Our reading approach, which does not require the use of a diagnostic instrument, is to short the circuit between pins A and B. The car will then enter diagnostic mode and flash the “check engine Light” multiple times, and we will need to count the flashes in order to find out what diagnostic codes are being shown. How to decode the OBD1 codes is as follows:

  1. When performing any electrical repair in your vehicle that necessitates the use of the ignition, make sure you always use a car battery charger. Low voltage can create a great deal of difficulty while troubleshooting and can result in a large number of error codes that we do not want. In between PIN A and PIN B, connect a jumper wire
  2. Allow the jumper wire to remain in place while you switch the ignition to the ON position. The engine should not be started since the check engine light will begin to flicker. Count the number of flashes. In the case of several difficulty codes, the gap between the codes will be greater
  3. However, the pause between the digits of the trouble codes will be shorter. For example, code 16 is comprised of 1 flash followed by a pause followed by 6 flashes. When all difficulty codes have been displayed, it will flash the code 12 – 1 flash * pause * 2 flashes – until the problem is resolved. jot down all the issue code numbers you received and consult the trouble code table at the end of this article
  4. Remove the jumper wire and the automobile battery charger from the vehicle.

OBD1 Code Reader

In addition, there are several OBD1 code readers available on the market to make the work easier. With an OBD1 code scanner, you don’t have to worry about shorting the connector or keeping track of how many flashes appear on the dashboard display. Your gadget will display the problem in plain English, and this is, of course, an excellent investment if you are reading a large number of trouble codes from older automobiles. There are a variety of different code scanners available on the market, each with a varied pricing range.

The Innova 3123 is a scanner that is quite reasonably priced, as far as I can tell.

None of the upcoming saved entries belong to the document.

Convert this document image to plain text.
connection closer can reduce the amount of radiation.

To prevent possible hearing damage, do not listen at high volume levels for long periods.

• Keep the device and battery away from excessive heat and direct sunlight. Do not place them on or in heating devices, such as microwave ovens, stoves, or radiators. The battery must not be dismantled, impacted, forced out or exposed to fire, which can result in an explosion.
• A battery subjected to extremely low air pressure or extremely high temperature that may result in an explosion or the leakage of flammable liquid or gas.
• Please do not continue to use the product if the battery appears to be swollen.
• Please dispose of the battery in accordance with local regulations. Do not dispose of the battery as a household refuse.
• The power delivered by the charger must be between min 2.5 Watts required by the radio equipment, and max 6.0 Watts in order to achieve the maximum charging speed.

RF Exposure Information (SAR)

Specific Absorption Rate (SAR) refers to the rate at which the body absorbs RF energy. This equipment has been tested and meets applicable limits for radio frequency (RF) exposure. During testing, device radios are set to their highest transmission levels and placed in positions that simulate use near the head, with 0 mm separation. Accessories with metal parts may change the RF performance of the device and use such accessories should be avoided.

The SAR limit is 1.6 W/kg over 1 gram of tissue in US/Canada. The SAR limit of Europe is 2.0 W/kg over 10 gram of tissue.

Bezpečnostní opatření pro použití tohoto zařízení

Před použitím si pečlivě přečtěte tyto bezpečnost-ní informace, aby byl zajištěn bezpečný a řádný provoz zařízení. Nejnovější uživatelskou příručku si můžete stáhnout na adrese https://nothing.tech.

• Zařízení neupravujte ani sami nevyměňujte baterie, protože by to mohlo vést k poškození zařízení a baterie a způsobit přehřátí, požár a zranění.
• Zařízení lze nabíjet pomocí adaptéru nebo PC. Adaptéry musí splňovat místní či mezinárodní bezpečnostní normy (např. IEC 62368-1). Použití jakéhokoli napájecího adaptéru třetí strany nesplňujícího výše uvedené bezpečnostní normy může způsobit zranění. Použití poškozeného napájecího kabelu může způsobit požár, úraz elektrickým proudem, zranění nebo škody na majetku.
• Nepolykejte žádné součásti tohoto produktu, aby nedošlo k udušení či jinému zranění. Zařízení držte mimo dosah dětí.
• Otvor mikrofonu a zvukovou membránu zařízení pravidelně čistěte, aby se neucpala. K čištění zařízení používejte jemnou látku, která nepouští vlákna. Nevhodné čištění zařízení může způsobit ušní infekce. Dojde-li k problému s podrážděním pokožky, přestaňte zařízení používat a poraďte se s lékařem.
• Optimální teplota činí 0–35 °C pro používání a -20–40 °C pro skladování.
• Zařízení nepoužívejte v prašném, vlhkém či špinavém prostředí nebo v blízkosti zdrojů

If you want to have a closer look at the scanner, you can get it on Amazon here: http://www.amazon.com/dp/B007HWJQ.

  • Also available on the market are a plethora of OBD1 code readers, which make the work a lot simpler. There’s no longer any need to short out the connector or keep track of how many flashes are appearing on the dashboard while using an OBD1 code scanner. Your gadget will display the problem in plain English, and this is, of course, an excellent investment if you are reading a large number of trouble codes from older automobiles on a consistent basis. Many various code scanners are available on the market, with prices ranging from inexpensive to quite expensive. Only a few scanners are capable of reading both OBD1 and OBD2 codes, and they are too expensive to purchase. My research led me to the Innova 3123, which is a very reasonably priced scanner. Select from either Ford or General Motors automobiles, which are both excellent choices for your needs. To learn more about the scanner, you may visit this page on Amazon: Code Reader for the INNOVA 3123 GM OBD1

Do you require a maintenance manual? Investing in a decent repair manual will save you both time and money in the long run. Take a look at the most suitable alternatives here. Magnus is the proprietor of MechanicBase and the primary creator of the website. In his more than 10 years as a mechanic, the bulk of which have been spent specializing in sophisticated diagnostics and troubleshooting, he has gained valuable experience. Automotive Diagnostic Technician with certification.